Since then my article was written and published, but this debate about artistic messages and lack thereof stayed with me. I always felt that art had its own interpretations based on the viewer. Art is used to directly or indirectly make a point, such as with use of symbolism and satire, two of which "Imagining O" incorporates.

I thought back to my college days (Ha! It's only been a year and a half and I'm already considering them "back to my college days.") during my junior/senior year when I took an Art of Drama course with one of my favorite professors and advisor, Professor Naomi Liebler. She enjoyed discussions and challenging her students, especially me because I often spoke up in class and she knew me from our advising sessions in her office. This same discussion came up when discussing a play and for some reason she brought up juggling. She claimed that juggling is an art form that has no meaning behind it and questioned what meaning it could try to portray. I retaliated by saying that juggling could be symbolic of keeping balance in the world or something like that.

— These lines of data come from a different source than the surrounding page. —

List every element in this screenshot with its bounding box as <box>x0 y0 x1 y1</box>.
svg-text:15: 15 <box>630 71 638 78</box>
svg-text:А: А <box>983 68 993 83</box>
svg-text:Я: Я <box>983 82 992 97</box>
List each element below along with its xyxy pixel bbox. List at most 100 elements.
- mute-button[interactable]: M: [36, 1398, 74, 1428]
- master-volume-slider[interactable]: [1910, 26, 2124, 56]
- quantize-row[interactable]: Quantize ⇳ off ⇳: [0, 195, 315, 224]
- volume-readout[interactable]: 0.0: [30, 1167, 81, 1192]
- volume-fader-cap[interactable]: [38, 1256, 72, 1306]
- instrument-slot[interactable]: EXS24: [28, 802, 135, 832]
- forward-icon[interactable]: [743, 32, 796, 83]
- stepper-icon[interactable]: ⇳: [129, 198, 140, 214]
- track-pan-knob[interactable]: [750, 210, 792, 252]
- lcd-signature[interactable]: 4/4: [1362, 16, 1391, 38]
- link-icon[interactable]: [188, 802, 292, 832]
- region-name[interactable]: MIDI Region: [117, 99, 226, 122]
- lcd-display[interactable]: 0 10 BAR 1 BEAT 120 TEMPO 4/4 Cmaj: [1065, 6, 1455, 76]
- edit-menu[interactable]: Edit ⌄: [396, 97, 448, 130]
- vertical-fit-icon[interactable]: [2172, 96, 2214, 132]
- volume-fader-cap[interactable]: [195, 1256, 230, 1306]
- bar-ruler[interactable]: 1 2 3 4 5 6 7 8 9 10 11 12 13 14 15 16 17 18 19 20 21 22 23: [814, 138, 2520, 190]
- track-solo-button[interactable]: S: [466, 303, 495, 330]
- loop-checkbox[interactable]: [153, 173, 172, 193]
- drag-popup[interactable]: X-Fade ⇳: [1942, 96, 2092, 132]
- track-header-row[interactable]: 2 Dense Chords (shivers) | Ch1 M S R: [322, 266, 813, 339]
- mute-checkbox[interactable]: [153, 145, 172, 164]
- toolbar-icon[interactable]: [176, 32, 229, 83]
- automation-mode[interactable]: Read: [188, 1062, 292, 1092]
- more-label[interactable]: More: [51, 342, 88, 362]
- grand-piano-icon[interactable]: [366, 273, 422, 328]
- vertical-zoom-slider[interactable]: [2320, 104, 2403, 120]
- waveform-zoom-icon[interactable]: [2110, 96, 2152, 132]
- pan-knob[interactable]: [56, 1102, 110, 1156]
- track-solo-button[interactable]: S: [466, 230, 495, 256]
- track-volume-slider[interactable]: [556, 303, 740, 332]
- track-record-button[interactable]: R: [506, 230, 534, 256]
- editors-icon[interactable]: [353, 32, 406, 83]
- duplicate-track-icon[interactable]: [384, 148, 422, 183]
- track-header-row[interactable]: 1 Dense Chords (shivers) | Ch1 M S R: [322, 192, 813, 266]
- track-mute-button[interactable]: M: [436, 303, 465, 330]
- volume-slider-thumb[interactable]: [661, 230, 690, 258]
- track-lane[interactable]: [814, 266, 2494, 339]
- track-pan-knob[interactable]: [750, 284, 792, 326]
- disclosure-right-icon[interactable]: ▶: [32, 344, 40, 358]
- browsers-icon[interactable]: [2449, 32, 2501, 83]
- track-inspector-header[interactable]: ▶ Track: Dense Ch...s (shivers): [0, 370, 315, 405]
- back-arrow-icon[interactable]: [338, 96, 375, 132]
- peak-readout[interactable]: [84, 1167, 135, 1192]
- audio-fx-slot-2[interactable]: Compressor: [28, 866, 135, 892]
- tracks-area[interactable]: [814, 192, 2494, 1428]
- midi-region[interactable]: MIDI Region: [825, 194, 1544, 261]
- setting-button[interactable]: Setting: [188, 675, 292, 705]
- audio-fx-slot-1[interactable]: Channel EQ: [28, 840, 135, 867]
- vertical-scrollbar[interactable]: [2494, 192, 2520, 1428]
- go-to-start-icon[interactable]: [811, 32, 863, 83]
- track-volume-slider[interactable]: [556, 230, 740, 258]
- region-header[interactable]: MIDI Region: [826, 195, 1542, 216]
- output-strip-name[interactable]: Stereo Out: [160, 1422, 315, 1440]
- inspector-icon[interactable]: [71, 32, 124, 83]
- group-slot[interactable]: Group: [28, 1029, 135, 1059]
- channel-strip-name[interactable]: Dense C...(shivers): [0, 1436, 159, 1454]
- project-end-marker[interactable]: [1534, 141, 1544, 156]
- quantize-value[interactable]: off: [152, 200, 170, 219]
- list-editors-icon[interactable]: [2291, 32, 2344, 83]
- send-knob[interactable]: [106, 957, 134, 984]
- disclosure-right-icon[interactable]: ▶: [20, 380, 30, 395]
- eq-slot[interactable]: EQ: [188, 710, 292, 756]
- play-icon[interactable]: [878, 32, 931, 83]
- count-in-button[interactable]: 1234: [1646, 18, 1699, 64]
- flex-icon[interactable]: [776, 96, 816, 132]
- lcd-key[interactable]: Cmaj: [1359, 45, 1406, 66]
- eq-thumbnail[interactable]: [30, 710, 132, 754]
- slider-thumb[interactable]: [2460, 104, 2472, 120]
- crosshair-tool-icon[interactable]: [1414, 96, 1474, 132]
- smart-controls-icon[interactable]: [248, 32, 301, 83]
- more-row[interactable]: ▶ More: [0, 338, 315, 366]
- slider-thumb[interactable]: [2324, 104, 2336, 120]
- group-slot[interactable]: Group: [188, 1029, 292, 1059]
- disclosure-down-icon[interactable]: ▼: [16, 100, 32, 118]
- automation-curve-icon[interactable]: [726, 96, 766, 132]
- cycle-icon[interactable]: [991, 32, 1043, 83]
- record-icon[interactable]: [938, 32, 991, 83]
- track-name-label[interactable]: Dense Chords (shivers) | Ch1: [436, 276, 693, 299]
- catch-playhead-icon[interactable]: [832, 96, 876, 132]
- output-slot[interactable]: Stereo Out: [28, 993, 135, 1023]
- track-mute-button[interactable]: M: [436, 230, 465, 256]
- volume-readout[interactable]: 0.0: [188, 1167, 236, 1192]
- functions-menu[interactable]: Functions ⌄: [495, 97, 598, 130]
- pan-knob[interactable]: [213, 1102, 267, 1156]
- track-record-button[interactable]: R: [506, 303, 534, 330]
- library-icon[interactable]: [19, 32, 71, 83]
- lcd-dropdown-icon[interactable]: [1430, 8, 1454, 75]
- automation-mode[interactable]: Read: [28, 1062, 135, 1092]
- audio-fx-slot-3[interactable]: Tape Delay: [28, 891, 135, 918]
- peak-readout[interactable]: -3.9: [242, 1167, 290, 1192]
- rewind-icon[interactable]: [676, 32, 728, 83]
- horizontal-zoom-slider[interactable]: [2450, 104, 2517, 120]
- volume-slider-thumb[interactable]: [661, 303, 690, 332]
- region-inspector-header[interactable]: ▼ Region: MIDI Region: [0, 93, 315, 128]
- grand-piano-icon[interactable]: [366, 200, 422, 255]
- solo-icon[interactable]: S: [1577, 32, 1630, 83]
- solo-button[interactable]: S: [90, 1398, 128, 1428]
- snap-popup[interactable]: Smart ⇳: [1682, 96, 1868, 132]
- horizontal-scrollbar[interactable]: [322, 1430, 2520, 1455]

I have always been a deep thinker, obviously.

Professor Liebler gave me a look. It wasn't, "Wow, you're absolutely right!" nor was it "No, you're absolutely wrong." It was an in-between confused, somewhat sarcastic and proud grin that said to me, "Really? You really think that? Come on, now!" She may have actually said those words, but she was mainly happy that I was thinking and willing to argue my point with her.

She gave me the same look another time when she said that drama is a genre and comedy isn't and I claimed that comedy is just as much a genre as drama is. I think she believed that drama has more depth to it with tragic heros and whatnot whereas comedy does not and is just there. However, I believe that comedy could have depth to it as well and if drama is a genre than why shouldn't comedy be? This was when she smirked at me, her head resting on her right hand as she sat before us. She then stated that she was reconsidering her claim.

So am I right in believing that all art has meaning or could certain things in this world exist without it? 

Is it even possible for things to not have meaning? Doesn't everything have a reason?